Harper Vs Media Poll

Only 1 in 4 Canadians are aware of the feud between the government and the press gallery. However, according to a Innovative Research Poll, the government still comes out on the losing end in public opinion:
Mr. Lyle pointed out that among swing voters, or the "non-aligned" electorate, 53 per cent of those who heard of the dispute said they view the government as "more secretive than previous governments" and only five per cent said the government is "more open." Those who had not heard of the dispute responded more favourably, with 24 per cent saying they view the government as more secretive and 15 per cent saying the government is more open than previous governments.

Overall, 46 per cent of the 1,067 people polled said that the Conservative government is "more secretive" than previous governments, 34 per cent said the government is about the same, and 15 per cent said the Tories are "more open."

Of all respondents who had heard of the dispute–a sample of 272 people nationally–67 per cent said they place the blame on the PMO, 18 per cent blame the press gallery, and 15 per cent said they don't know.

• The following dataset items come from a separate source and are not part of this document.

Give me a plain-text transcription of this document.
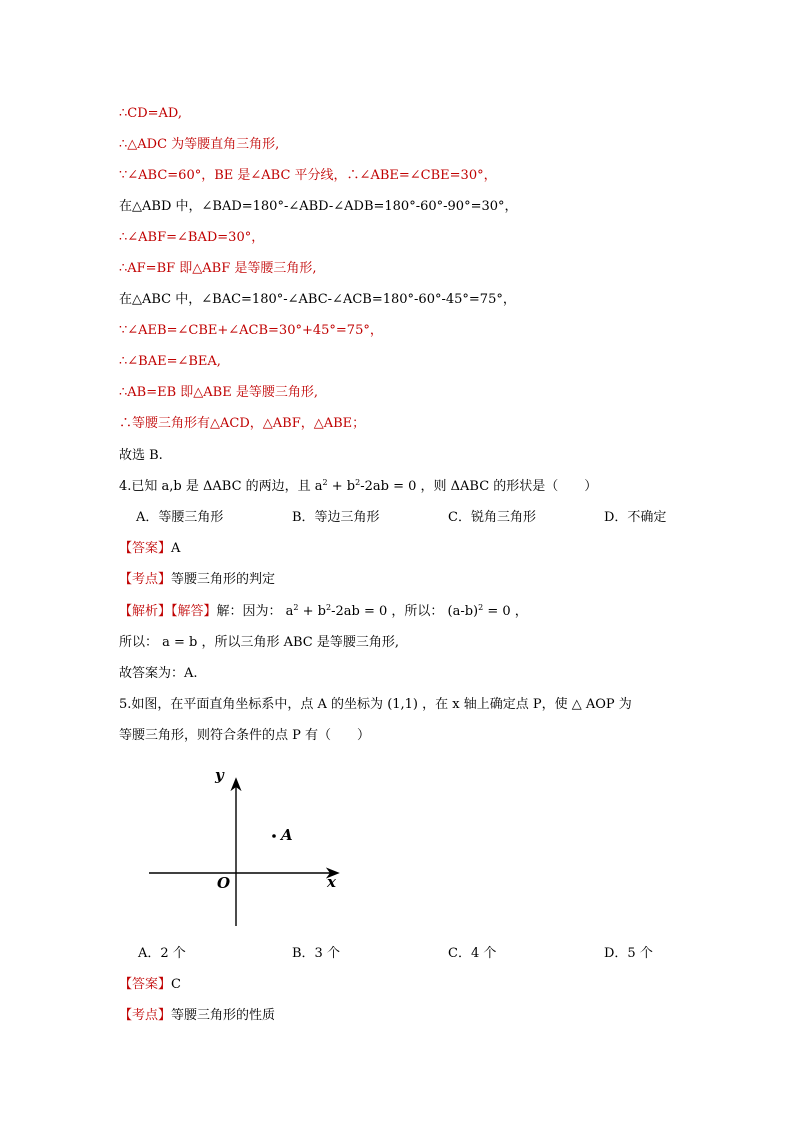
∴CD=AD,
∴△ADC 为等腰直角三角形,
∵∠ABC=60°，BE 是∠ABC 平分线，∴∠ABE=∠CBE=30°，
在△ABD 中，∠BAD=180°-∠ABD-∠ADB=180°-60°-90°=30°，
∴∠ABF=∠BAD=30°，
∴AF=BF 即△ABF 是等腰三角形,
在△ABC 中，∠BAC=180°-∠ABC-∠ACB=180°-60°-45°=75°，
∵∠AEB=∠CBE+∠ACB=30°+45°=75°，
∴∠BAE=∠BEA,
∴AB=EB 即△ABE 是等腰三角形,
∴等腰三角形有△ACD，△ABF，△ABE；
故选 B.
4.已知 a,b 是 ΔABC 的两边，且 $a^2 + b^2-2ab = 0$ ，则 ΔABC 的形状是（　　）
A．等腰三角形	B．等边三角形	C．锐角三角形	D．不确定
【答案】A
【考点】等腰三角形的判定
【解析】【解答】解：因为： $a^2 + b^2-2ab = 0$ ，所以： $(a-b)^2 = 0$ ，
所以： a = b ，所以三角形 ABC 是等腰三角形,
故答案为：A.
5.如图，在平面直角坐标系中，点 A 的坐标为 (1,1) ，在 x 轴上确定点 P，使 △ AOP 为
等腰三角形，则符合条件的点 P 有（　　）
A
y
x
O
A．2 个	B．3 个	C．4 个	D．5 个
【答案】C
【考点】等腰三角形的性质
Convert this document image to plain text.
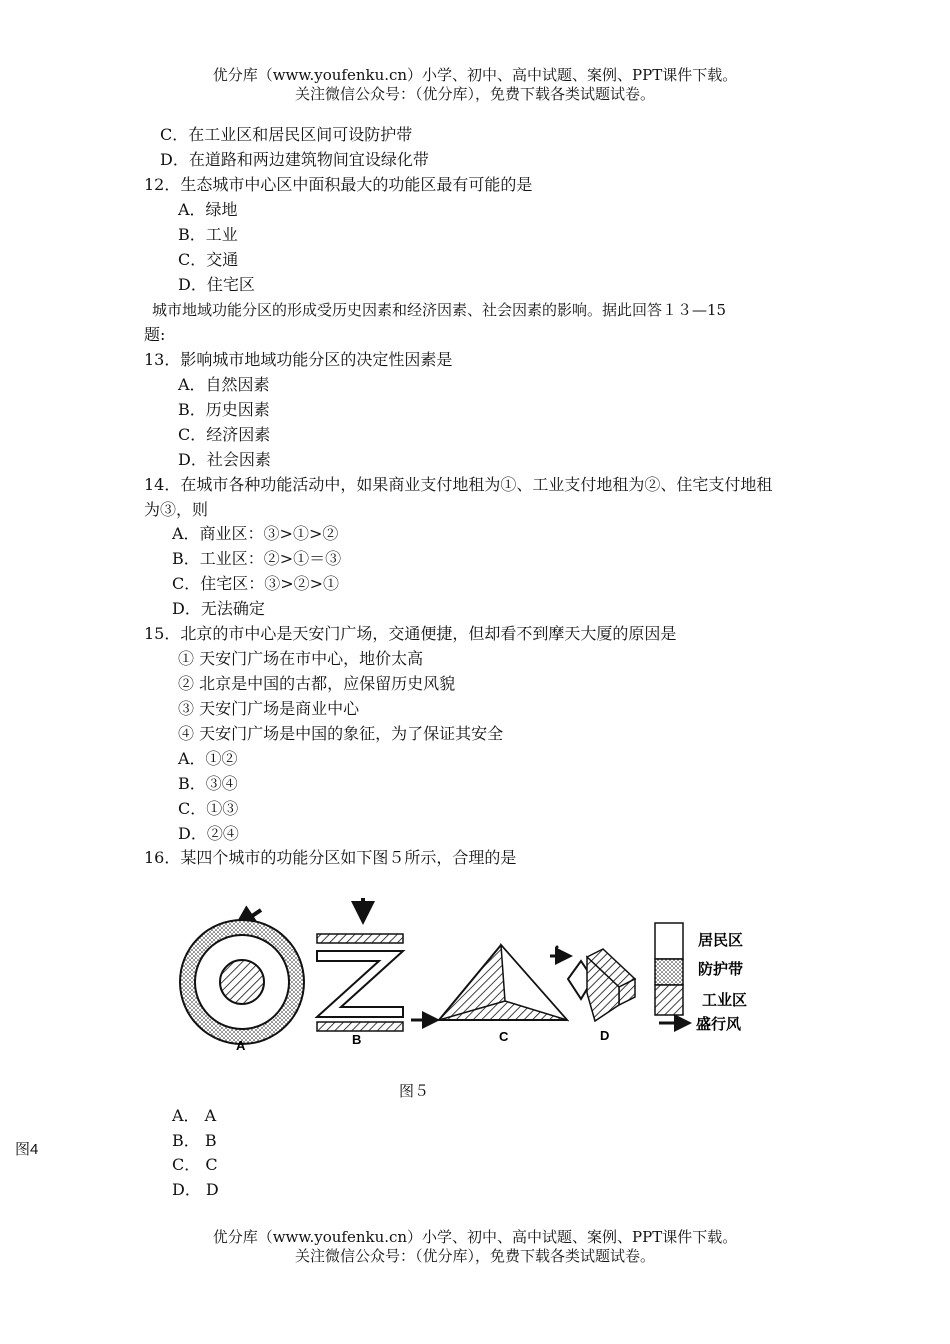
优分库（www.youfenku.cn）小学、初中、高中试题、案例、PPT课件下载。
关注微信公众号：（优分库），免费下载各类试题试卷。
C．在工业区和居民区间可设防护带
D．在道路和两边建筑物间宜设绿化带
12．生态城市中心区中面积最大的功能区最有可能的是
A．绿地
B．工业
C．交通
D．住宅区
城市地域功能分区的形成受历史因素和经济因素、社会因素的影响。据此回答１３—15
题:
13．影响城市地域功能分区的决定性因素是
A．自然因素
B．历史因素
C．经济因素
D．社会因素
14．在城市各种功能活动中，如果商业支付地租为①、工业支付地租为②、住宅支付地租
为③，则
A．商业区：③>①>②
B．工业区：②>①＝③
C．住宅区：③>②>①
D．无法确定
15．北京的市中心是天安门广场，交通便捷，但却看不到摩天大厦的原因是
① 天安门广场在市中心，地价太高
② 北京是中国的古都，应保留历史风貌
③ 天安门广场是商业中心
④ 天安门广场是中国的象征，为了保证其安全
A．①②
B．③④
C．①③
D．②④
16．某四个城市的功能分区如下图５所示，合理的是
A	B	C	D
居民区
防护带
工业区
盛行风
图５
A． A
B． B
C． C
D． D
图4
优分库（www.youfenku.cn）小学、初中、高中试题、案例、PPT课件下载。
关注微信公众号：（优分库），免费下载各类试题试卷。
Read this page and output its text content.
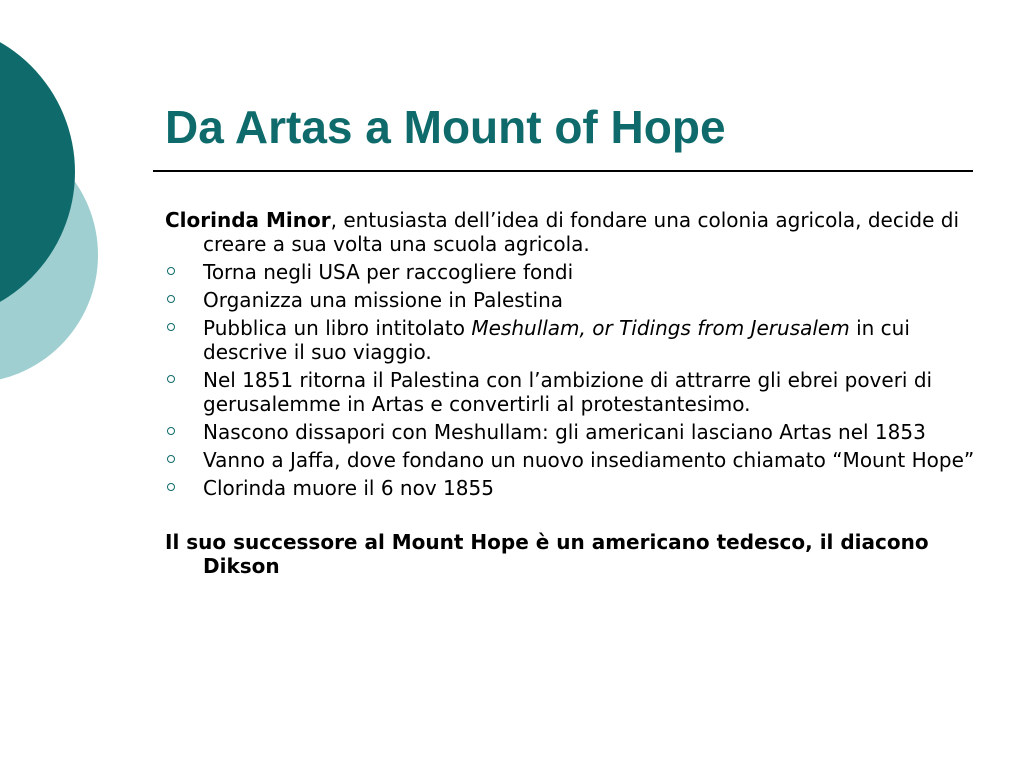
Da Artas a Mount of Hope

Clorinda Minor, entusiasta dell’idea di fondare una colonia agricola, decide di creare a sua volta una scuola agricola.

Torna negli USA per raccogliere fondi
Organizza una missione in Palestina
Pubblica un libro intitolato Meshullam, or Tidings from Jerusalem in cui descrive il suo viaggio.
Nel 1851 ritorna il Palestina con l’ambizione di attrarre gli ebrei poveri di gerusalemme in Artas e convertirli al protestantesimo.
Nascono dissapori con Meshullam: gli americani lasciano Artas nel 1853
Vanno a Jaffa, dove fondano un nuovo insediamento chiamato “Mount Hope”
Clorinda muore il 6 nov 1855

Il suo successore al Mount Hope è un americano tedesco, il diacono Dikson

66 per cent of respondents agreed with the statement that "the media are the public's eyes on the government, and therefore the Prime Minister should be more responsive to the needs of the media," with which 16 per cent disagreed. Similarly, 57 per cent of all respondents agreed with the statement that the PM's "fight with the national media leaves me questioning whether he is really committed to openness in government," with which 18 per cent disagreed.

I would argue, that these numbers are more damaging to the government than first blush would suggest. You could conclude, the vast majority of Canadians aren't even aware of the controversy, so this is merely a "inside the beltway" issue. However, the 24% who are aware represent people that are engaged, people who VOTE. People with knowledge of the issue, are people who pay attention, are people who I would classify as likely voters. If you accept that premise, then the numbers suggest a real problem.

Looking at the numbers themselves, it is clear Harper has done himself no favors in his unilateral war with the media. The vast majority blame the government, and it is relevant that the government that ran on openness and accountability is seen as more secretive. Harper loses with Canadians impressions, and he loses again, through alienation of the medium which shapes the message.

2 comments:

knb said...

Interesting Steve.

You know when this all started to come out, (when the infamous list was established), I can remember reporters at the time saying, "this won't play to the public, because they hate the media too".

That irked me, because as you say, we depend on them. Since that time, whenever he does hold a news conference, I find reporters still a bit tentative with him. It's as if they'll be shut down further, so they kind of lob questions at him. (Not all of them, but many)

I wonder if we'll see them get a bit tougher now?

Steve V said...

"I wonder if we'll see them get a bit tougher now?"

That's a great point knb. This should embolden the media to some degree, give them the high ground. The PMO might not find this poll alarming, but it surely puts their strategy on the defensive.